|
|
|
|
|
by PaulHoule
2138 days ago
|
|
Word embeddings suck. Take a look at the graphs under "
2. Linear substructures" in https://nlp.stanford.edu/projects/glove/ and note that they all involve looking at a small number of points. It is easy to reproduce plots like that but if you try to increase the number of points the result breaks down completely. It is a curve fitting problem: for a small enough set of points compared to the number of dimensions, you can find a matrix that projects a set of random points to an exactly specified set of points in the plane. If you relax the problem to something like "put colors on the left side, put smells on the right side" you will get better than random performance from that kind of model, but not that much better than random. Word embeddings are a strategy that approaches an asymptote. Systems that are destined to low performance will perform better if you use a word embedding, but they throw away information up front that makes high performance impossible. |
|
The linear relationship between things like king/queen etc is a cute demo but not really useful or used in practice.
The real usefulness of word embeddings is that similar concepts are close to each other so they make a great representation for other models (vs something like TF-IDF).

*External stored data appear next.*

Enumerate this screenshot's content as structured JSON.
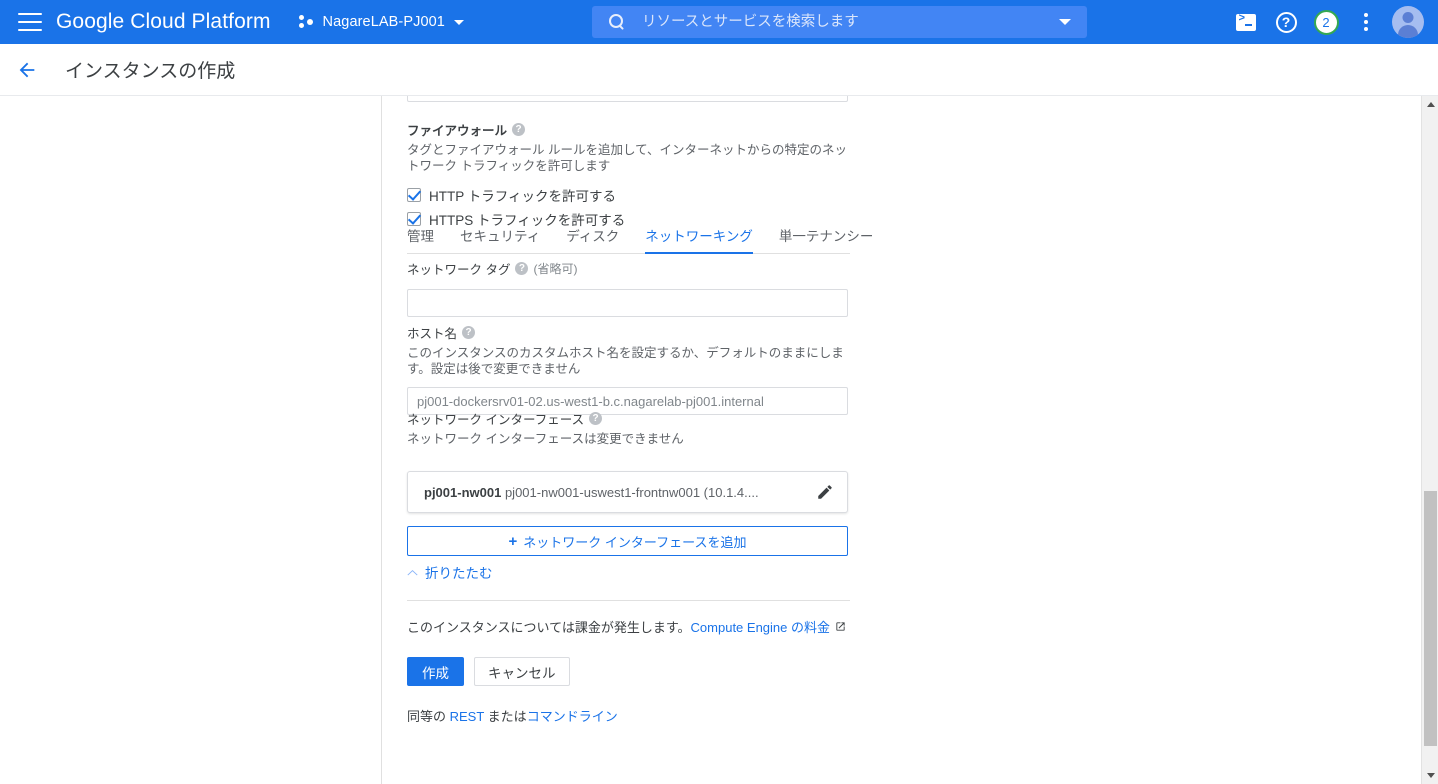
{
  "header": {
    "menu_label": "menu",
    "brand": "Google Cloud Platform",
    "project": "NagareLAB-PJ001",
    "search_placeholder": "リソースとサービスを検索します",
    "search_value": "",
    "notification_count": "2",
    "help_glyph": "?"
  },
  "titlebar": {
    "page_title": "インスタンスの作成"
  },
  "firewall": {
    "label": "ファイアウォール",
    "help_glyph": "?",
    "description": "タグとファイアウォール ルールを追加して、インターネットからの特定のネットワーク トラフィックを許可します",
    "options": [
      {
        "label": "HTTP トラフィックを許可する",
        "checked": true
      },
      {
        "label": "HTTPS トラフィックを許可する",
        "checked": true
      }
    ]
  },
  "tabs": [
    {
      "label": "管理",
      "active": false
    },
    {
      "label": "セキュリティ",
      "active": false
    },
    {
      "label": "ディスク",
      "active": false
    },
    {
      "label": "ネットワーキング",
      "active": true
    },
    {
      "label": "単一テナンシー",
      "active": false
    }
  ],
  "network_tag": {
    "label": "ネットワーク タグ",
    "help_glyph": "?",
    "optional": "(省略可)",
    "value": "",
    "placeholder": ""
  },
  "hostname": {
    "label": "ホスト名",
    "help_glyph": "?",
    "description": "このインスタンスのカスタムホスト名を設定するか、デフォルトのままにします。設定は後で変更できません",
    "value": "",
    "placeholder": "pj001-dockersrv01-02.us-west1-b.c.nagarelab-pj001.internal"
  },
  "network_interface": {
    "label": "ネットワーク インターフェース",
    "help_glyph": "?",
    "description": "ネットワーク インターフェースは変更できません",
    "card": {
      "name": "pj001-nw001",
      "detail": "pj001-nw001-uswest1-frontnw001 (10.1.4...."
    },
    "add_button": "ネットワーク インターフェースを追加",
    "add_plus": "+"
  },
  "collapse": {
    "label": "折りたたむ"
  },
  "footer": {
    "billing_text": "このインスタンスについては課金が発生します。",
    "billing_link": "Compute Engine の料金",
    "create_button": "作成",
    "cancel_button": "キャンセル",
    "rest_prefix": "同等の ",
    "rest_link": "REST",
    "rest_middle": " または",
    "cli_link": "コマンドライン"
  },
  "colors": {
    "brand_blue": "#1a73e8",
    "header_blue": "#1a73e8",
    "search_blue": "#4285f4",
    "badge_green": "#34a853",
    "text_primary": "#3c4043",
    "text_secondary": "#5f6368",
    "border": "#dadce0"
  }
}
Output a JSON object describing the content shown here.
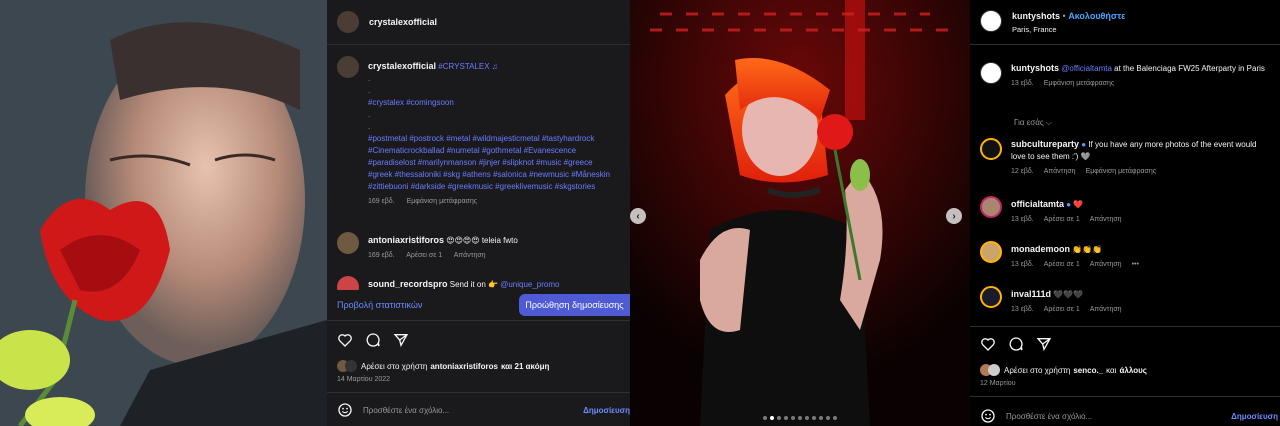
{
  "left_post": {
    "username": "crystalexofficial",
    "caption_user": "crystalexofficial",
    "caption_tag": "#CRYSTALEX",
    "caption_note": "♫",
    "dot_lines": [
      ".",
      ".",
      ".",
      "."
    ],
    "hashtags_line1": "#crystalex #comingsoon",
    "hashtags_block": "#postmetal #postrock #metal #wildmajesticmetal #tastyhardrock #Cinematicrockballad #numetal #gothmetal #Evanescence #paradiselost #marilynmanson #jinjer #slipknot #music #greece #greek #thessaloniki #skg #athens #salonica #newmusic #Måneskin #zittiebuoni #darkside #greekmusic #greeklivemusic #skgstories",
    "caption_meta_time": "169 εβδ.",
    "caption_meta_translate": "Εμφάνιση μετάφρασης",
    "comments": [
      {
        "user": "antoniaxristiforos",
        "text": "😍😍😍😍 teleia fwto",
        "time": "169 εβδ.",
        "likes": "Αρέσει σε 1",
        "reply": "Απάντηση"
      },
      {
        "user": "sound_recordspro",
        "text": "Send it on 👉",
        "tag": "@unique_promo"
      }
    ],
    "stats_link": "Προβολή στατιστικών",
    "promote_button": "Προώθηση δημοσίευσης",
    "liked_by_prefix": "Αρέσει στο χρήστη",
    "liked_by_user": "antoniaxristiforos",
    "liked_by_suffix": "και 21 ακόμη",
    "date": "14 Μαρτίου 2022",
    "comment_placeholder": "Προσθέστε ένα σχόλιο...",
    "post_button": "Δημοσίευση"
  },
  "right_post": {
    "username": "kuntyshots",
    "bullet": "•",
    "follow": "Ακολουθήστε",
    "location": "Paris, France",
    "caption_user": "kuntyshots",
    "caption_mention": "@officialtamta",
    "caption_text": "at the Balenciaga FW25 Afterparty in Paris",
    "caption_meta_time": "13 εβδ.",
    "caption_meta_translate": "Εμφάνιση μετάφρασης",
    "for_you": "Για εσάς",
    "comments": [
      {
        "user": "subcultureparty",
        "text": "If you have any more photos of the event would love to see them :') 🩶",
        "time": "12 εβδ.",
        "likes": "Απάντηση",
        "reply": "Εμφάνιση μετάφρασης"
      },
      {
        "user": "officialtamta",
        "text": "❤️",
        "time": "13 εβδ.",
        "likes": "Αρέσει σε 1",
        "reply": "Απάντηση"
      },
      {
        "user": "monademoon",
        "text": "👏👏👏",
        "time": "13 εβδ.",
        "likes": "Αρέσει σε 1",
        "reply": "Απάντηση",
        "more": "•••"
      },
      {
        "user": "inval111d",
        "text": "🖤🖤🖤",
        "time": "13 εβδ.",
        "likes": "Αρέσει σε 1",
        "reply": "Απάντηση"
      }
    ],
    "liked_by_prefix": "Αρέσει στο χρήστη",
    "liked_by_user": "senco._",
    "liked_by_suffix": "και",
    "liked_by_others": "άλλους",
    "date": "12 Μαρτίου",
    "comment_placeholder": "Προσθέστε ένα σχόλιο...",
    "post_button": "Δημοσίευση"
  },
  "carousel": {
    "prev_icon": "chevron-left-icon",
    "next_icon": "chevron-right-icon",
    "prev_glyph": "‹",
    "next_glyph": "›",
    "dots_count": 11,
    "active_dot": 1
  },
  "colors": {
    "accent": "#4f5bd5",
    "link": "#6c7cff",
    "verified": "#4aa3ff",
    "dark_panel": "#1a1a1d"
  }
}
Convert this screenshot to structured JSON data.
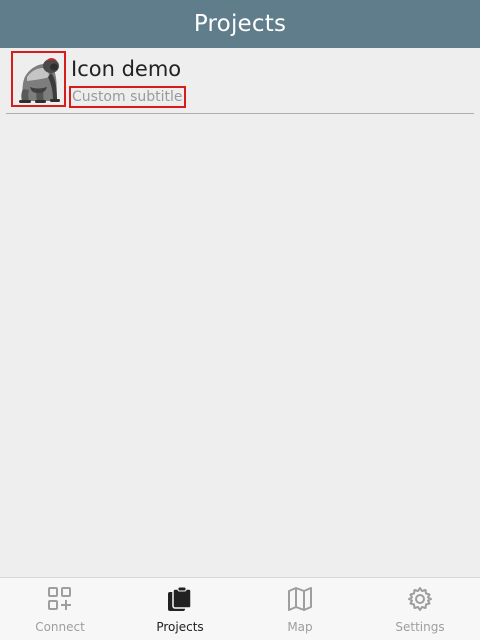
{
  "header": {
    "title": "Projects"
  },
  "projects": [
    {
      "title": "Icon demo",
      "subtitle": "Custom subtitle",
      "icon": "gorilla-icon"
    }
  ],
  "bottom_nav": {
    "items": [
      {
        "label": "Connect",
        "icon": "qr-connect-icon",
        "active": false
      },
      {
        "label": "Projects",
        "icon": "clipboard-icon",
        "active": true
      },
      {
        "label": "Map",
        "icon": "map-icon",
        "active": false
      },
      {
        "label": "Settings",
        "icon": "gear-icon",
        "active": false
      }
    ]
  },
  "colors": {
    "header_bg": "#607d8b",
    "highlight_border": "#d81b1b",
    "active_nav": "#212121",
    "inactive_nav": "#9e9e9e"
  }
}
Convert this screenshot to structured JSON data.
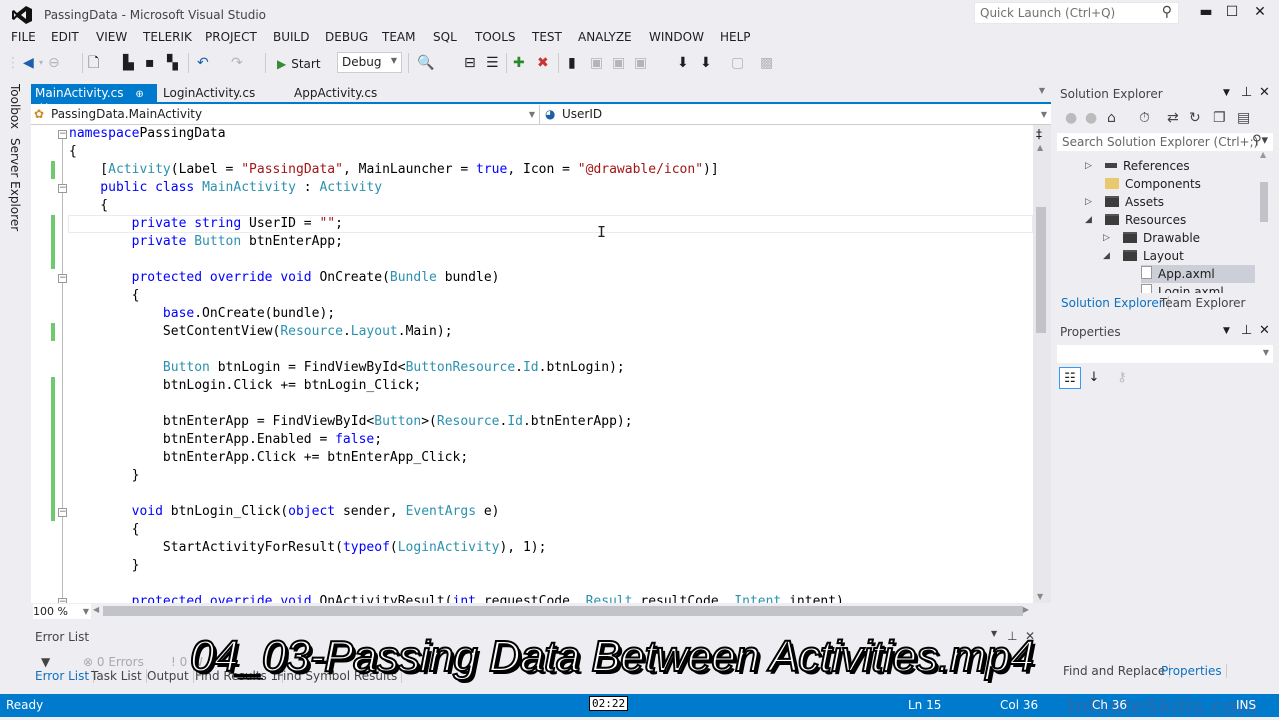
{
  "window": {
    "title": "PassingData - Microsoft Visual Studio",
    "quick_launch_placeholder": "Quick Launch (Ctrl+Q)",
    "minimize": "▬",
    "maximize": "☐",
    "close": "✕"
  },
  "menu": [
    "FILE",
    "EDIT",
    "VIEW",
    "TELERIK",
    "PROJECT",
    "BUILD",
    "DEBUG",
    "TEAM",
    "SQL",
    "TOOLS",
    "TEST",
    "ANALYZE",
    "WINDOW",
    "HELP"
  ],
  "toolbar": {
    "start_label": "Start",
    "configuration": "Debug"
  },
  "left_sidebar": {
    "toolbox": "Toolbox",
    "server_explorer": "Server Explorer"
  },
  "doc_tabs": [
    {
      "label": "MainActivity.cs",
      "active": true
    },
    {
      "label": "LoginActivity.cs",
      "active": false
    },
    {
      "label": "AppActivity.cs",
      "active": false
    }
  ],
  "navbar": {
    "type_dropdown": "PassingData.MainActivity",
    "member_dropdown": "UserID"
  },
  "editor": {
    "zoom": "100 %",
    "lines": [
      [
        [
          "kw",
          "namespace"
        ],
        [
          "",
          "PassingData"
        ]
      ],
      [
        [
          "",
          "{"
        ]
      ],
      [
        [
          "",
          "    ["
        ],
        [
          "ty",
          "Activity"
        ],
        [
          "",
          "(Label = "
        ],
        [
          "st",
          "\"PassingData\""
        ],
        [
          "",
          ", MainLauncher = "
        ],
        [
          "kw",
          "true"
        ],
        [
          "",
          ", Icon = "
        ],
        [
          "st",
          "\"@drawable/icon\""
        ],
        [
          "",
          ")]"
        ]
      ],
      [
        [
          "kw",
          "    public class "
        ],
        [
          "ty",
          "MainActivity"
        ],
        [
          "",
          " : "
        ],
        [
          "ty",
          "Activity"
        ]
      ],
      [
        [
          "",
          "    {"
        ]
      ],
      [
        [
          "kw",
          "        private string "
        ],
        [
          "",
          "UserID = "
        ],
        [
          "st",
          "\"\""
        ],
        [
          "",
          ";"
        ]
      ],
      [
        [
          "kw",
          "        private "
        ],
        [
          "ty",
          "Button"
        ],
        [
          "",
          " btnEnterApp;"
        ]
      ],
      [
        [
          "",
          ""
        ]
      ],
      [
        [
          "kw",
          "        protected override void "
        ],
        [
          "",
          "OnCreate("
        ],
        [
          "ty",
          "Bundle"
        ],
        [
          "",
          " bundle)"
        ]
      ],
      [
        [
          "",
          "        {"
        ]
      ],
      [
        [
          "kw",
          "            base"
        ],
        [
          "",
          ".OnCreate(bundle);"
        ]
      ],
      [
        [
          "",
          "            SetContentView("
        ],
        [
          "ty",
          "Resource"
        ],
        [
          "",
          "."
        ],
        [
          "ty",
          "Layout"
        ],
        [
          "",
          ".Main);"
        ]
      ],
      [
        [
          "",
          ""
        ]
      ],
      [
        [
          "ty",
          "            Button"
        ],
        [
          "",
          " btnLogin = FindViewById<"
        ],
        [
          "ty",
          "Button"
        ],
        [
          ">("
        ],
        [
          "ty",
          "Resource"
        ],
        [
          "",
          "."
        ],
        [
          "ty",
          "Id"
        ],
        [
          "",
          ".btnLogin);"
        ]
      ],
      [
        [
          "",
          "            btnLogin.Click += btnLogin_Click;"
        ]
      ],
      [
        [
          "",
          ""
        ]
      ],
      [
        [
          "",
          "            btnEnterApp = FindViewById<"
        ],
        [
          "ty",
          "Button"
        ],
        [
          "",
          ">("
        ],
        [
          "ty",
          "Resource"
        ],
        [
          "",
          "."
        ],
        [
          "ty",
          "Id"
        ],
        [
          "",
          ".btnEnterApp);"
        ]
      ],
      [
        [
          "",
          "            btnEnterApp.Enabled = "
        ],
        [
          "kw",
          "false"
        ],
        [
          "",
          ";"
        ]
      ],
      [
        [
          "",
          "            btnEnterApp.Click += btnEnterApp_Click;"
        ]
      ],
      [
        [
          "",
          "        }"
        ]
      ],
      [
        [
          "",
          ""
        ]
      ],
      [
        [
          "kw",
          "        void "
        ],
        [
          "",
          "btnLogin_Click("
        ],
        [
          "kw",
          "object"
        ],
        [
          "",
          " sender, "
        ],
        [
          "ty",
          "EventArgs"
        ],
        [
          "",
          " e)"
        ]
      ],
      [
        [
          "",
          "        {"
        ]
      ],
      [
        [
          "",
          "            StartActivityForResult("
        ],
        [
          "kw",
          "typeof"
        ],
        [
          "",
          "("
        ],
        [
          "ty",
          "LoginActivity"
        ],
        [
          "",
          "), 1);"
        ]
      ],
      [
        [
          "",
          "        }"
        ]
      ],
      [
        [
          "",
          ""
        ]
      ],
      [
        [
          "kw",
          "        protected override void "
        ],
        [
          "",
          "OnActivityResult("
        ],
        [
          "kw",
          "int"
        ],
        [
          "",
          " requestCode, "
        ],
        [
          "ty",
          "Result"
        ],
        [
          "",
          " resultCode, "
        ],
        [
          "ty",
          "Intent"
        ],
        [
          "",
          " intent)"
        ]
      ]
    ]
  },
  "error_list": {
    "title": "Error List",
    "errors": "0 Errors",
    "warnings": "0 W",
    "tabs": [
      "Error List",
      "Task List",
      "Output",
      "Find Results 1",
      "Find Symbol Results"
    ]
  },
  "solution_explorer": {
    "title": "Solution Explorer",
    "search_placeholder": "Search Solution Explorer (Ctrl+;)",
    "tree": [
      {
        "label": "References",
        "icon": "references",
        "expander": "▷",
        "level": 0
      },
      {
        "label": "Components",
        "icon": "folder-yellow",
        "expander": "",
        "level": 0
      },
      {
        "label": "Assets",
        "icon": "folder",
        "expander": "▷",
        "level": 0
      },
      {
        "label": "Resources",
        "icon": "folder",
        "expander": "◢",
        "level": 0
      },
      {
        "label": "Drawable",
        "icon": "folder",
        "expander": "▷",
        "level": 1
      },
      {
        "label": "Layout",
        "icon": "folder",
        "expander": "◢",
        "level": 1
      },
      {
        "label": "App.axml",
        "icon": "file",
        "expander": "",
        "level": 2,
        "selected": true
      },
      {
        "label": "Login.axml",
        "icon": "file",
        "expander": "",
        "level": 2
      }
    ],
    "tabs": [
      "Solution Explorer",
      "Team Explorer"
    ]
  },
  "properties": {
    "title": "Properties",
    "tabs": [
      "Find and Replace",
      "Properties"
    ]
  },
  "status": {
    "ready": "Ready",
    "timecode": "02:22",
    "line": "Ln 15",
    "col": "Col 36",
    "ch": "Ch 36",
    "mode": "INS",
    "watermark": "InfiniteSkills.com"
  },
  "overlay": {
    "caption": "04_03-Passing Data Between Activities.mp4"
  },
  "colors": {
    "accent": "#007acc",
    "keyword": "#0000ff",
    "type": "#2b91af",
    "string": "#a31515",
    "change_marker": "#6fc96f"
  }
}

These days they have been mostly surpassed in terms of state of the art by full language models, but the point is that simple techniques like average embedding of words in sentences generalised really well to unseen data.
And if you add in subword embeddings they generalise to unseen words, too.
We could talk about how context lets language models do this even better, but I'm still back trying to persuade the OP that this isn't just memorisation and good ML models work well on unseen data!